I really enjoy this system, since it removes some of the fiddly bits of terrain placement that other games have.

For this battle, the Rojonites won the Invasion roll, while the Azoolians won the Maneuver roll.

This placed the battle in the forested homelands of Azool, with a mix of Forests and Marshes.

The Rojonites were in three battlegroups, with a main battleline of Warriors, Warbands, and Elephants. Their Rabble cowered in a forest, while a second line of Warbands waited in reserves.

The Azoolians formed up in two groups of mixed raiders and archers, with knights and their artillery on either flank.

The goal of Triumph is to be the first to remove 16 points (a third of a 48 point army) of your opponent's army, while losing less of your own.

The first turns saw both sides advancing towards each other, as most of these games do.

One group of Azoolian Knights swung around to cover the Rabble in the forest. On the other side of the battle, the Rojonite Elephants were forced back from artillery fire.

As the two sides closed, the Rojonite ranks were somewhat jostled by Azoolian arrows.

Undaunted, the mountain clans and ranks of soldiers finally clashed. One unit of Rojon Warband was the first to be destroyed.

The officers of the Azoolian Military Order called out for order and reestablished their lines, causing more Rojonite Warbands to collapse and flee the battle.

In a momentary surge of elation, the Rojonite warlord and his warriors seemed to punch a hole in the Azoolian lines. If they could keep the momentum up, this break could be exploited for a devestating victory.

However, the attack somehow stalls. While the Elephants reach (and easily wreck) the Artillery, a unit of Knights flanks and panics one of the Rabble units in the woods, destroying it in return.
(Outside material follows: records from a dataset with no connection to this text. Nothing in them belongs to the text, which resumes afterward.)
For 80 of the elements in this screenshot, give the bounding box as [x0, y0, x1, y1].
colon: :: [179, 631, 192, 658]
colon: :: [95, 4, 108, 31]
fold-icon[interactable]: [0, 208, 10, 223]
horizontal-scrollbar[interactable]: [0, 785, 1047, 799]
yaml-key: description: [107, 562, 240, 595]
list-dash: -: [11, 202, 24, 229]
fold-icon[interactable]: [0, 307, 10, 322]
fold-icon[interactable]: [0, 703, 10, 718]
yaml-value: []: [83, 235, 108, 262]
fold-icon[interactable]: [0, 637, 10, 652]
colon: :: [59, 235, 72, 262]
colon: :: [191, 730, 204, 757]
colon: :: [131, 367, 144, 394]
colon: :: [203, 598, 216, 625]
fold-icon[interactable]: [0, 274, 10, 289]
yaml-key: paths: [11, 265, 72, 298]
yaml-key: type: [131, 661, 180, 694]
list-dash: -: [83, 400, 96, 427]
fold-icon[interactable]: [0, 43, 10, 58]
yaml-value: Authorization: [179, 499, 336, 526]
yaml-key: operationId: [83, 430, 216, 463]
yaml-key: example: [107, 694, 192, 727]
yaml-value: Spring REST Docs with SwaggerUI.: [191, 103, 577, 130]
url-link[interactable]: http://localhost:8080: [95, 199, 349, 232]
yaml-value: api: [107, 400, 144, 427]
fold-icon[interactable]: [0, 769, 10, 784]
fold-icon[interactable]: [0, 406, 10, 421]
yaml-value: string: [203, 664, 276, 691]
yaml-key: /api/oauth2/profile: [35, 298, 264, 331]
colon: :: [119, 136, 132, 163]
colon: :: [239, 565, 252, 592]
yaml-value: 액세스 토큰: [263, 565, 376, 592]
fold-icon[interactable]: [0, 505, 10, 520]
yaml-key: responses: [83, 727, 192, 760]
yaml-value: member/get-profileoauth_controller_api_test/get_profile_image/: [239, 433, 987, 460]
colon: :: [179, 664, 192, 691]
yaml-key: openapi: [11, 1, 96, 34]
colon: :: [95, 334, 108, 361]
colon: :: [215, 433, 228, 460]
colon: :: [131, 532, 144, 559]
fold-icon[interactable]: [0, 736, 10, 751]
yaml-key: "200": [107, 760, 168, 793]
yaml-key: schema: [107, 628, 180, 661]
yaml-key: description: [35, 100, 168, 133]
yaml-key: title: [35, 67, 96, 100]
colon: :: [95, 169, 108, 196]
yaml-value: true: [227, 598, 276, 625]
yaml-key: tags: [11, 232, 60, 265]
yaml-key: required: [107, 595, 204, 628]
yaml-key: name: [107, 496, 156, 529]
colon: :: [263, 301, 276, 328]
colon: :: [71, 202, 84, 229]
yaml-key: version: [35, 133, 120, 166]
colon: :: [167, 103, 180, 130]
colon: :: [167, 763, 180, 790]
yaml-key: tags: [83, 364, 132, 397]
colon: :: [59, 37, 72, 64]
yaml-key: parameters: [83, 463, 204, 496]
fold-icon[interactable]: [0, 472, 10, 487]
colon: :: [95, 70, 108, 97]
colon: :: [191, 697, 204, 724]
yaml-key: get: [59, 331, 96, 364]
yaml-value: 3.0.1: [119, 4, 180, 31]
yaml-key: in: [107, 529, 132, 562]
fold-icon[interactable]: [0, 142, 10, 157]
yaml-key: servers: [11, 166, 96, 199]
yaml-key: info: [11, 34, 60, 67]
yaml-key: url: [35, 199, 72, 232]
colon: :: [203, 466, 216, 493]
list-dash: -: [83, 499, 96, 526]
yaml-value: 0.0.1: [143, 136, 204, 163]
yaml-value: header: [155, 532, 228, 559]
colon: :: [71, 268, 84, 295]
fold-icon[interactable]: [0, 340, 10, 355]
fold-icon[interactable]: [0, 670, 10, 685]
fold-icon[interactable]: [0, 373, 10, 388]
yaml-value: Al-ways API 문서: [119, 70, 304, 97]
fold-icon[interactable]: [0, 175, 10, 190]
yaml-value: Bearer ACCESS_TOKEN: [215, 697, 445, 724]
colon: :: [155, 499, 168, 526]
While the Azoolian Archers can't score a hit against the Elephants (which started to lumber towards the enemy camp), a flanking manevuer by the Raiders in the center was enough to destroy a unit of Rojonite Warriors, which placed them over the 16 point limit and ended the game!

Not exactly the most riveting of games, but it was a good reminder of how Triumph played, and solo action still looks to be my only source of gaming for the time being.


  1. Thanks for the indepth look at terrain placement in this game.

    1. No problem! I think it's an innovative mechanic that really solves a lot of fiddly bits other games of this style have.